Ce que révèle vraiment le montant d’une retraite moyenne

16,7 millions de personnes. C’est le chiffre brut : celui des retraités français de droit direct, toutes caisses confondues, fin 2019, selon la DREES. Si l’on y ajoute ceux qui perçoivent une pension en raison du décès de leur conjoint, la barre grimpe à 17,8 millions. Le nombre ne cesse de croître, mais la réalité derrière cette statistique est plus âpre : le montant moyen de la retraite glisse vers le bas. Depuis 2018, les pensions ont perdu près de 1,1 % de leur valeur, en euros constants. Alors, où en est-on pour le portefeuille des retraités français ? Il est temps de décortiquer ce que révèlent vraiment ces montants.

Pension de base de 1 503 euros bruts en moyenne

En France, les retraités de droit direct, tous régimes confondus, perçoivent chaque mois 1 503 euros bruts en moyenne. Après les diverses ponctions sociales, cela donne 1 393 euros nets sur le compte. Si l’on inclut les pensions de réversion (les droits dits « dérivés »), la moyenne grimpe à 1 655 euros bruts mensuels. À l’échelle du pays, ces pensions pèsent lourd : 327,9 milliards d’euros, soit 13,5 % du PIB. La plus grosse ligne de dépense publique et privée, devant tout le reste.

Mais derrière cette moyenne se cachent de profondes disparités, notamment entre hommes et femmes. Les chiffres sont sans appel : un homme retraité touche en moyenne 1 924 euros nets (majorations enfants comprises), pendant que les femmes doivent se contenter de 1 145 euros. L’écart frôle les 42 %. Pourquoi ? Les carrières hachées, à temps partiel ou interrompues, touchent essentiellement les femmes. Seules 52,8 % d’entre elles ont validé une carrière complète, contre 80,8 % chez les hommes. Malgré une lente évolution, cette inégalité s’accroche : en 2004, l’écart dépassait 50 %. À nuancer cependant : en tenant compte des pensions de réversion, dont les femmes sont les principales bénéficiaires, la différence tombe à 28 %. La retraite demeure donc le miroir d’une inégalité persistante, même si elle s’atténue au fil des générations.
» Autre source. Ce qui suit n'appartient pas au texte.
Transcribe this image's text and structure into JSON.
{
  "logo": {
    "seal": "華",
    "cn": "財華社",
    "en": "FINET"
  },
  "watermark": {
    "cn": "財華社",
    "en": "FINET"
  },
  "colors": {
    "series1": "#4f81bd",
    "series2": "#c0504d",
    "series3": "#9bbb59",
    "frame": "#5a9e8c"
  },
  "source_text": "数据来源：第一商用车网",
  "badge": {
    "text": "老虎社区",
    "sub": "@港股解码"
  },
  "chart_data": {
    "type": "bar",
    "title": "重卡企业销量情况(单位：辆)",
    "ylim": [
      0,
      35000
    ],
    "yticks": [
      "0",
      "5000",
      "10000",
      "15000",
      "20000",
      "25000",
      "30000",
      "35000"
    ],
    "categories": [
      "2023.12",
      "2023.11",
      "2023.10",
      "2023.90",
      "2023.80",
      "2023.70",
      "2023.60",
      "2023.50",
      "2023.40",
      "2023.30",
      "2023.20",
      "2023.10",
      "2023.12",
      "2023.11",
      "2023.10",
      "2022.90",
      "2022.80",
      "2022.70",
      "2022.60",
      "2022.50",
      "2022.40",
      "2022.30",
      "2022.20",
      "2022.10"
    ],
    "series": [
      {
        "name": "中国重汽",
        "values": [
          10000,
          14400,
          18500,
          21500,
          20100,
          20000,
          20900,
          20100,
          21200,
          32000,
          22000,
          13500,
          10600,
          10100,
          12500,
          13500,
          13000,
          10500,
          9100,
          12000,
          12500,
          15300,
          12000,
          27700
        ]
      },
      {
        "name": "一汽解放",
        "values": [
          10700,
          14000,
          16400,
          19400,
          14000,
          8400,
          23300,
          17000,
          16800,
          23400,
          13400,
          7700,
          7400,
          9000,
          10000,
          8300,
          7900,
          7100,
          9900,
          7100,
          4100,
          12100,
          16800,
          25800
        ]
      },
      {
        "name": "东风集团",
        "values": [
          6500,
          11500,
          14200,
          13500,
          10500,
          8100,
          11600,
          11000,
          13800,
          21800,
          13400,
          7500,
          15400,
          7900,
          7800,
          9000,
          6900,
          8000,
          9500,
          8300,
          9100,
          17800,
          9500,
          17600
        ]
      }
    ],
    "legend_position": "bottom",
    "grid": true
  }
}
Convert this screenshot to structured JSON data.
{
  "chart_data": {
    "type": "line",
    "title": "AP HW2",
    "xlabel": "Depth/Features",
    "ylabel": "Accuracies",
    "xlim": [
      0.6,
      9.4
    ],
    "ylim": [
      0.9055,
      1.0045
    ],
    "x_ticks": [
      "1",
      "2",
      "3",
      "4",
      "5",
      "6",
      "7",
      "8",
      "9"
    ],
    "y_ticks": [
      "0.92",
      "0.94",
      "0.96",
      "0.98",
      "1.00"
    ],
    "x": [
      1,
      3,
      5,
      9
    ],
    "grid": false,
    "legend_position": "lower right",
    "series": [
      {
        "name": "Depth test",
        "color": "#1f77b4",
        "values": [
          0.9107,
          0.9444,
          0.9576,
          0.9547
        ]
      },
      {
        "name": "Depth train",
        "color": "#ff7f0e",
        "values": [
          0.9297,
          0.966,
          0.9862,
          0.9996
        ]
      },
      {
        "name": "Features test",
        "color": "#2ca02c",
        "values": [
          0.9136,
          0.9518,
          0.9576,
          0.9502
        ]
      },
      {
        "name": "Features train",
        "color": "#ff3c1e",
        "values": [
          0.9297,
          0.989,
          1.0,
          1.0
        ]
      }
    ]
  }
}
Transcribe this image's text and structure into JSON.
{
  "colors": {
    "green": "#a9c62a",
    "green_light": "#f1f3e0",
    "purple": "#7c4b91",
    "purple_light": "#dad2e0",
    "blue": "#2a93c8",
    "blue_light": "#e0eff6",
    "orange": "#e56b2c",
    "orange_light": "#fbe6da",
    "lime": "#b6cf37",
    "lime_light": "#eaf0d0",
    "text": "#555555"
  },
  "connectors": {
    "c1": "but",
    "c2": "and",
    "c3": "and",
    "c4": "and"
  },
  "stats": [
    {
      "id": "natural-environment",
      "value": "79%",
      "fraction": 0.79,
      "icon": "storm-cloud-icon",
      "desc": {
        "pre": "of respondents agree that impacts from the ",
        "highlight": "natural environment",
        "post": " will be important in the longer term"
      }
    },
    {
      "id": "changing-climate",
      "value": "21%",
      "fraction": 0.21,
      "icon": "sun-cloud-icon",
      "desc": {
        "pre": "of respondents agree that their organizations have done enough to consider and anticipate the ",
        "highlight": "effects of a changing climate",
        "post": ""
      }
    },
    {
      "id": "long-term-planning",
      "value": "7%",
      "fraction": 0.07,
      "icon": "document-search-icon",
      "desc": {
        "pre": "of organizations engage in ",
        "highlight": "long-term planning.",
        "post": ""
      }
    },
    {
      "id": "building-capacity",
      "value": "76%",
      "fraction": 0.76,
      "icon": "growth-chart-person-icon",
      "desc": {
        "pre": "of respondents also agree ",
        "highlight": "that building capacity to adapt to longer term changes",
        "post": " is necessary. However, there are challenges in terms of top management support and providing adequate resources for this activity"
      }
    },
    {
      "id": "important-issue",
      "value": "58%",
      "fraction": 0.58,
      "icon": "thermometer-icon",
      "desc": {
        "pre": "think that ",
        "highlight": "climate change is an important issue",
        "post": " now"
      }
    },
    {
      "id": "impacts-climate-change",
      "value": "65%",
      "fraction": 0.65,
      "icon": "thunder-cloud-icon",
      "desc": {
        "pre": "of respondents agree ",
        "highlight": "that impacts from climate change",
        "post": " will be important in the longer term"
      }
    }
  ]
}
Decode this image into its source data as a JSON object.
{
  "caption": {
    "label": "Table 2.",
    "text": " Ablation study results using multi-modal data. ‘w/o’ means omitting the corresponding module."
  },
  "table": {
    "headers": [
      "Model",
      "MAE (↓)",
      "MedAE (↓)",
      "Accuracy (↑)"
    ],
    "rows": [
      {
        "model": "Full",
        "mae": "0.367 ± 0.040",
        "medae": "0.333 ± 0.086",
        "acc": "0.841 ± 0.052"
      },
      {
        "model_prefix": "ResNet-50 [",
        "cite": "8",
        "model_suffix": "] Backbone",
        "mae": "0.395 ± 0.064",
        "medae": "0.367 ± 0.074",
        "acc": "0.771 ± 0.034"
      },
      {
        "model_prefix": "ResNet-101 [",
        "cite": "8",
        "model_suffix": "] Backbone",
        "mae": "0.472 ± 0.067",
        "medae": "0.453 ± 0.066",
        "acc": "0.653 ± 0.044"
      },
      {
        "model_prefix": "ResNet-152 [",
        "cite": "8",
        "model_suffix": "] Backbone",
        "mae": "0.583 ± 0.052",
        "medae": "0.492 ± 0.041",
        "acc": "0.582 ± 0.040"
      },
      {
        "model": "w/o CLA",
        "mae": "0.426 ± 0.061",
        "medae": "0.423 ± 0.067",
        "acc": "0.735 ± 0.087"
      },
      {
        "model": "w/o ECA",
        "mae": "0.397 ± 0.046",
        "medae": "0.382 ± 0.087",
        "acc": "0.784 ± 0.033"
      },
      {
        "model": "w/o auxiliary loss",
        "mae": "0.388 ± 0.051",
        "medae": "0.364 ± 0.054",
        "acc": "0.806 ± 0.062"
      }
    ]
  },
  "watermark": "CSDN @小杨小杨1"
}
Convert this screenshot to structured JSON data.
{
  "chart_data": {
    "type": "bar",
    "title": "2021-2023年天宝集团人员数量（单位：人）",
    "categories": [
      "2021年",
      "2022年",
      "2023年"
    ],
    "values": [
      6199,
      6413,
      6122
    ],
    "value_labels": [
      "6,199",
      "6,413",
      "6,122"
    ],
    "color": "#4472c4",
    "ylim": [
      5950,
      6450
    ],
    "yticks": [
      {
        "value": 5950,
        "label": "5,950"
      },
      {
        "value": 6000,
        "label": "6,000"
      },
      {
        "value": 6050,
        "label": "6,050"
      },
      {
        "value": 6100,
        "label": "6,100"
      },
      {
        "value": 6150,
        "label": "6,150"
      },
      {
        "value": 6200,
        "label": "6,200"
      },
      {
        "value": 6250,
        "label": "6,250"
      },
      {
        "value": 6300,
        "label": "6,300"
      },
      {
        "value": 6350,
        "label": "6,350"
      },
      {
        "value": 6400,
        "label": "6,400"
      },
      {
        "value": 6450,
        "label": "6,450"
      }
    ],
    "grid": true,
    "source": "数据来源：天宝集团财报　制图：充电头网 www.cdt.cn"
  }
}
Lente érosion du pouvoir d’achat

Les chiffres de la DREES le confirment : le pouvoir d’achat des retraités a reculé de 1,1 % en euros constants. La raison ? Une revalorisation des pensions trop timide pour suivre la progression des prix à la consommation. Entre 2018 et 2019, l’inflation a atteint 1,5 %. Malgré tout, le niveau de vie moyen des retraités reste encore légèrement supérieur à celui de l’ensemble de la population.

En 2021, le coup de pouce est resté modeste : les pensions de base ont été relevées de 0,4 % en janvier, suivant l’inflation hors tabac calculée par l’Insee. Les pensions complémentaires Agirc-Arrco, elles, attendent leur réévaluation en novembre. Quoi qu’il en soit, ces ajustements concernent tous les retraités, quel que soit leur régime.

Au fil du temps, la retraite moyenne en France s’érode, révélant des fractures et des ajustements en demi-teinte. La question n’est plus seulement de savoir combien touchent les retraités, mais comment la société entend préserver leur pouvoir d’achat alors que la pyramide des âges bascule. Les chiffres sont là, mais l’histoire qu’ils racontent ne fait que commencer.